YuanGongND / ast

Code for the Interspeech 2021 paper "AST: Audio Spectrogram Transformer".
BSD 3-Clause "New" or "Revised" License
1.07k stars 205 forks source link

Use different sample rate #24

Closed hbellafkir closed 2 years ago

hbellafkir commented 2 years ago

Can I use a different sampling rate like 22 kHz for fine tuning?

YuanGongND commented 2 years ago

Yes - I think you don't need to change anything of the code for a new sampling rate if you don't use our AudioSet pretrained model (i.e., not setting audioset_pretrain=True). You can (and should) still use ImageNet pretraining (i.e., setting imagenet_pretrain=True). Please let me know if you get an error for new sampling rates.

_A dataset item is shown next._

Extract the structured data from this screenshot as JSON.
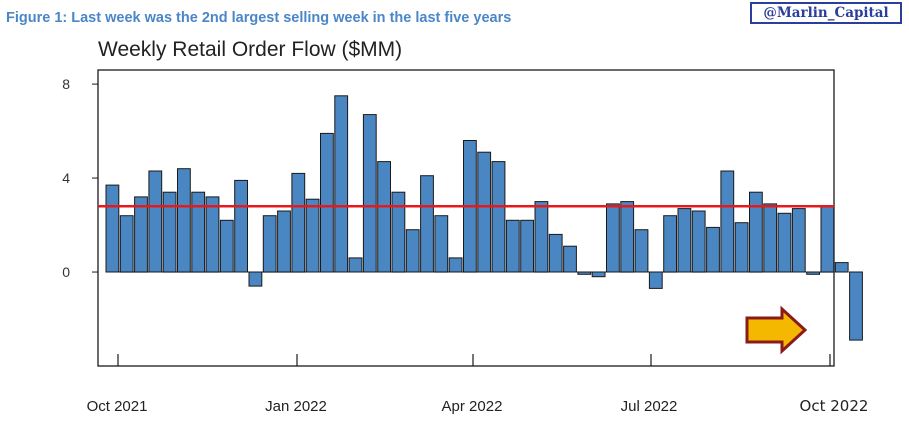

But our AudioSet pretrained model is trained with 16kHz audios, so it would be better if you resample your audios to 16kHz. The improvement of AudioSet pretraining is obvious for audio event classification tasks.

-Yuan

hbellafkir commented 2 years ago

The problem is, that 16 kHz can only used for frequencies until 8kHz, where my data contains higher frequencies (>8 kHz

YuanGongND commented 2 years ago

In that case, you can just use your sample rate and set audioset_pretrain=False when you initialize the AST model.

-Yuan